Targets include increasing the value of agricultural production on some 80,000 small and medium-sized farms, and expanding national healthcare coverage from 28 percent to 50 percent.
The money will come from the World Bank Group's main development finance unit, the International Bank for Reconstruction and Development, and its private sector arm, the International Finance Corp.
The IBRD will provide up to $1.2 billion a year, on a project by project basis, while the IFC will invest in total $1.7 billion over the period.
World Bank Group executive directors "broadly endorsed" the strategy Tuesday but each project and its allocation will need specific approval.

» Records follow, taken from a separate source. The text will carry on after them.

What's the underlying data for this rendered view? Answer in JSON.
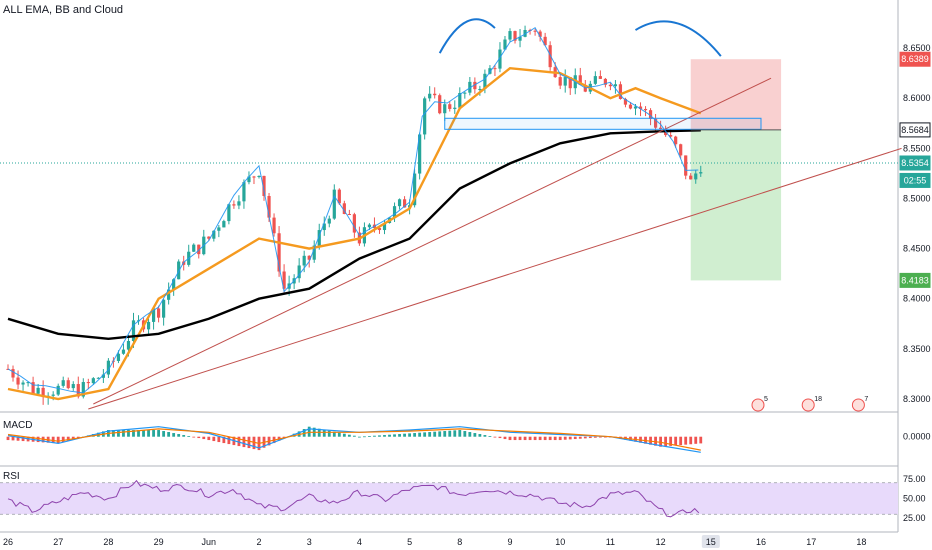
{
  "chart_title": "ALL EMA, BB and Cloud",
  "colors": {
    "bull": "#26a69a",
    "bear": "#ef5350",
    "ema_orange": "#f59a1f",
    "ema_black": "#000000",
    "bb_blue": "#2196f3",
    "trend_red": "#c0504d",
    "stop_zone": "#f8c8c8",
    "target_zone": "#c8ebc8",
    "rsi_band": "#e8dafb",
    "rsi_line": "#8e44ad",
    "macd_line": "#2196f3",
    "signal_line": "#f57c00",
    "hs_blue": "#1976d2",
    "grid": "#eef1f5",
    "axis_text": "#131722"
  },
  "x_axis": {
    "labels": [
      "26",
      "27",
      "28",
      "29",
      "Jun",
      "2",
      "3",
      "4",
      "5",
      "8",
      "9",
      "10",
      "11",
      "12",
      "15",
      "16",
      "17",
      "18"
    ],
    "highlighted": [
      "15"
    ]
  },
  "price_axis": {
    "ticks": [
      "8.6500",
      "8.6000",
      "8.5500",
      "8.5000",
      "8.4500",
      "8.4000",
      "8.3500",
      "8.3000"
    ],
    "ylim": [
      8.295,
      8.69
    ],
    "tags": [
      {
        "label": "8.6389",
        "value": 8.6389,
        "color": "#ef5350",
        "text_color": "#ffffff"
      },
      {
        "label": "8.5684",
        "value": 8.5684,
        "color": "#ffffff",
        "text_color": "#131722",
        "border": "#131722"
      },
      {
        "label": "8.5354",
        "value": 8.5354,
        "color": "#26a69a",
        "text_color": "#ffffff"
      },
      {
        "label": "02:55",
        "value": 8.518,
        "color": "#26a69a",
        "text_color": "#ffffff"
      },
      {
        "label": "8.4183",
        "value": 8.4183,
        "color": "#4caf50",
        "text_color": "#ffffff"
      }
    ]
  },
  "macd": {
    "label": "MACD",
    "tick": "0.0000"
  },
  "rsi": {
    "label": "RSI",
    "ticks": [
      "75.00",
      "50.00",
      "25.00"
    ],
    "band": [
      30,
      70
    ]
  },
  "events": [
    {
      "label": "5",
      "x_label": "16"
    },
    {
      "label": "18",
      "x_label": "17"
    },
    {
      "label": "7",
      "x_label": "18"
    }
  ],
  "chart_data": {
    "type": "candlestick",
    "title": "ALL EMA, BB and Cloud",
    "x": [
      "26",
      "27",
      "28",
      "29",
      "Jun",
      "2",
      "3",
      "4",
      "5",
      "8",
      "9",
      "10",
      "11",
      "12",
      "15",
      "16",
      "17",
      "18"
    ],
    "close_path": [
      [
        0,
        8.33
      ],
      [
        0.5,
        8.31
      ],
      [
        1,
        8.31
      ],
      [
        1.5,
        8.31
      ],
      [
        2,
        8.33
      ],
      [
        2.5,
        8.37
      ],
      [
        3,
        8.39
      ],
      [
        3.5,
        8.44
      ],
      [
        4,
        8.46
      ],
      [
        4.5,
        8.5
      ],
      [
        5,
        8.53
      ],
      [
        5.5,
        8.41
      ],
      [
        6,
        8.44
      ],
      [
        6.5,
        8.5
      ],
      [
        7,
        8.46
      ],
      [
        7.5,
        8.48
      ],
      [
        8,
        8.5
      ],
      [
        8.3,
        8.6
      ],
      [
        8.7,
        8.59
      ],
      [
        9,
        8.6
      ],
      [
        9.5,
        8.62
      ],
      [
        10,
        8.66
      ],
      [
        10.5,
        8.67
      ],
      [
        11,
        8.62
      ],
      [
        11.5,
        8.61
      ],
      [
        12,
        8.62
      ],
      [
        12.3,
        8.6
      ],
      [
        12.6,
        8.59
      ],
      [
        13.0,
        8.57
      ],
      [
        13.3,
        8.55
      ],
      [
        13.6,
        8.515
      ],
      [
        13.8,
        8.535
      ]
    ],
    "current_price": 8.5354,
    "ema_orange": [
      [
        0,
        8.31
      ],
      [
        1,
        8.3
      ],
      [
        2,
        8.31
      ],
      [
        3,
        8.4
      ],
      [
        4,
        8.43
      ],
      [
        5,
        8.46
      ],
      [
        6,
        8.45
      ],
      [
        7,
        8.46
      ],
      [
        8,
        8.49
      ],
      [
        9,
        8.59
      ],
      [
        10,
        8.63
      ],
      [
        11,
        8.625
      ],
      [
        12,
        8.6
      ],
      [
        12.5,
        8.61
      ],
      [
        13,
        8.6
      ],
      [
        13.8,
        8.585
      ]
    ],
    "ema_black": [
      [
        0,
        8.38
      ],
      [
        1,
        8.365
      ],
      [
        2,
        8.36
      ],
      [
        3,
        8.365
      ],
      [
        4,
        8.38
      ],
      [
        5,
        8.4
      ],
      [
        6,
        8.41
      ],
      [
        7,
        8.44
      ],
      [
        8,
        8.46
      ],
      [
        9,
        8.51
      ],
      [
        10,
        8.535
      ],
      [
        11,
        8.555
      ],
      [
        12,
        8.565
      ],
      [
        13,
        8.567
      ],
      [
        13.8,
        8.568
      ]
    ],
    "trendlines": [
      {
        "from": [
          1.7,
          8.295
        ],
        "to": [
          15.2,
          8.62
        ]
      },
      {
        "from": [
          1.6,
          8.29
        ],
        "to": [
          17.8,
          8.55
        ]
      }
    ],
    "support_box": {
      "x": [
        8.7,
        15.0
      ],
      "y": [
        8.569,
        8.58
      ]
    },
    "trade_setup": {
      "x": [
        13.6,
        15.4
      ],
      "entry": 8.5684,
      "stop": 8.6389,
      "target": 8.4183
    },
    "head_and_shoulders_arcs": [
      {
        "from": [
          8.6,
          8.645
        ],
        "to": [
          9.7,
          8.67
        ]
      },
      {
        "from": [
          12.5,
          8.668
        ],
        "to": [
          14.2,
          8.642
        ]
      }
    ],
    "macd": {
      "zero": 0.0,
      "range": [
        -0.02,
        0.015
      ],
      "line_path": [
        [
          0,
          0.001
        ],
        [
          1,
          -0.006
        ],
        [
          2,
          0.005
        ],
        [
          3,
          0.009
        ],
        [
          4,
          0.003
        ],
        [
          5,
          -0.01
        ],
        [
          6,
          0.007
        ],
        [
          7,
          0.004
        ],
        [
          8,
          0.006
        ],
        [
          9,
          0.009
        ],
        [
          10,
          0.004
        ],
        [
          11,
          0.002
        ],
        [
          12,
          0.0
        ],
        [
          13,
          -0.008
        ],
        [
          13.8,
          -0.014
        ]
      ],
      "signal_path": [
        [
          0,
          0.002
        ],
        [
          1,
          -0.004
        ],
        [
          2,
          0.003
        ],
        [
          3,
          0.007
        ],
        [
          4,
          0.004
        ],
        [
          5,
          -0.006
        ],
        [
          6,
          0.004
        ],
        [
          7,
          0.004
        ],
        [
          8,
          0.005
        ],
        [
          9,
          0.007
        ],
        [
          10,
          0.005
        ],
        [
          11,
          0.003
        ],
        [
          12,
          0.0
        ],
        [
          13,
          -0.005
        ],
        [
          13.8,
          -0.012
        ]
      ]
    },
    "rsi": {
      "range": [
        15,
        85
      ],
      "path": [
        [
          0,
          48
        ],
        [
          0.5,
          34
        ],
        [
          1,
          46
        ],
        [
          1.5,
          58
        ],
        [
          2,
          50
        ],
        [
          2.5,
          70
        ],
        [
          3,
          62
        ],
        [
          3.5,
          66
        ],
        [
          4,
          55
        ],
        [
          4.5,
          62
        ],
        [
          5,
          40
        ],
        [
          5.5,
          38
        ],
        [
          6,
          52
        ],
        [
          6.5,
          44
        ],
        [
          7,
          58
        ],
        [
          7.5,
          48
        ],
        [
          8,
          62
        ],
        [
          8.5,
          66
        ],
        [
          9,
          55
        ],
        [
          9.5,
          62
        ],
        [
          10,
          58
        ],
        [
          10.5,
          54
        ],
        [
          11,
          44
        ],
        [
          11.5,
          40
        ],
        [
          12,
          55
        ],
        [
          12.5,
          58
        ],
        [
          13,
          34
        ],
        [
          13.3,
          28
        ],
        [
          13.6,
          36
        ],
        [
          13.8,
          33
        ]
      ]
    }
  }
}
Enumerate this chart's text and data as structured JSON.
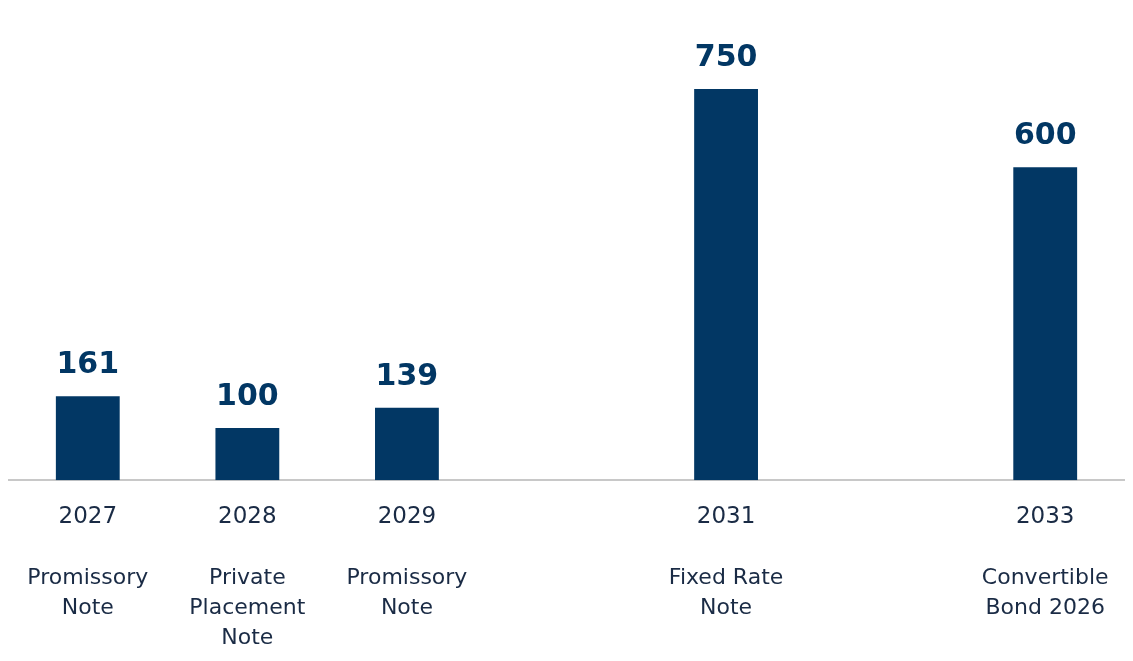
{
  "chart_data": {
    "type": "bar",
    "categories": [
      "2027",
      "2028",
      "2029",
      null,
      "2031",
      null,
      "2033"
    ],
    "values": [
      161,
      100,
      139,
      null,
      750,
      null,
      600
    ],
    "color": "#023764",
    "data_labels": true,
    "grid": false,
    "legend": false,
    "annotations": [
      "Promissory Note",
      "Private Placement Note",
      "Promissory Note",
      "Fixed Rate Note",
      "Convertible Bond 2026"
    ]
  }
}
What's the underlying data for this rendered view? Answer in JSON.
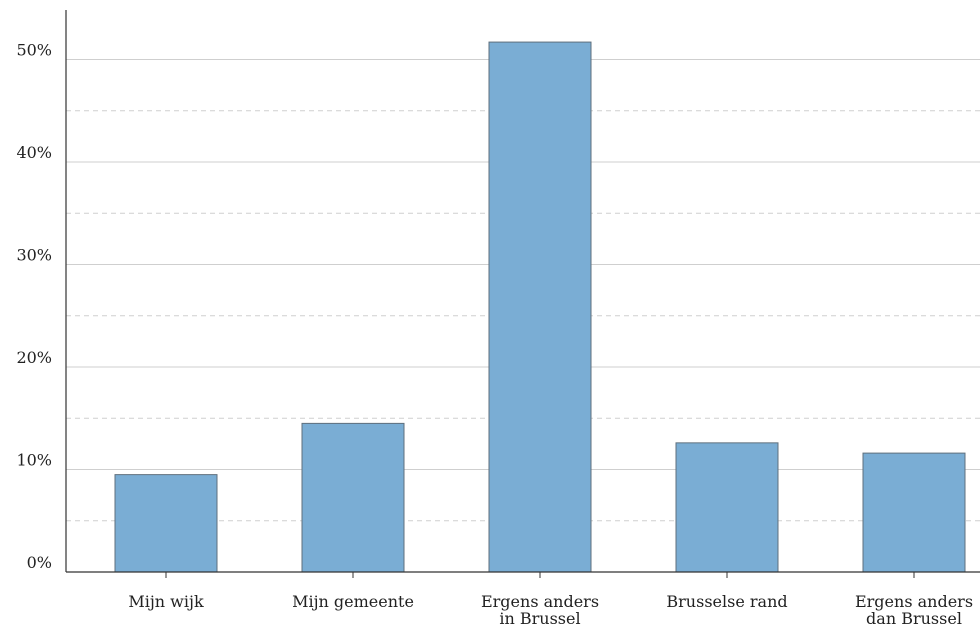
{
  "chart_data": {
    "type": "bar",
    "title": "",
    "xlabel": "",
    "ylabel": "",
    "categories": [
      [
        "Mijn wijk"
      ],
      [
        "Mijn gemeente"
      ],
      [
        "Ergens anders",
        "in Brussel"
      ],
      [
        "Brusselse rand"
      ],
      [
        "Ergens anders",
        "dan Brussel"
      ]
    ],
    "values": [
      9.5,
      14.5,
      51.7,
      12.6,
      11.6
    ],
    "ylim": [
      0,
      55
    ],
    "yticks": [
      0,
      10,
      20,
      30,
      40,
      50
    ],
    "ytick_labels": [
      "0%",
      "10%",
      "20%",
      "30%",
      "40%",
      "50%"
    ],
    "minor_gridlines": [
      5,
      15,
      25,
      35,
      45
    ],
    "grid": true,
    "legend": "none",
    "bar_color": "#7aadd4"
  }
}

The announcement came as the Argentine economy struggles with high inflation and accelerated capital flight, partly due to the government's July default on its debt and the threat that that will lead to much more severe economic problems.
"The World Bank will be supporting Argentina in reaching the most vulnerable in society, especially in the lowest income areas of the country," said Jesko Hentschel, World Bank country director for Argentina.
Axel Kicillof, Argentina's minister of finance, welcomed aid focused on job creation and infrastructure development.
"In the past 10 years, Argentina has gone through an historical process of development based on employment and production," he said in a statement.
"We are aware that industrial revitalization is the only way for Argentina to achieve sustained and socially inclusive growth."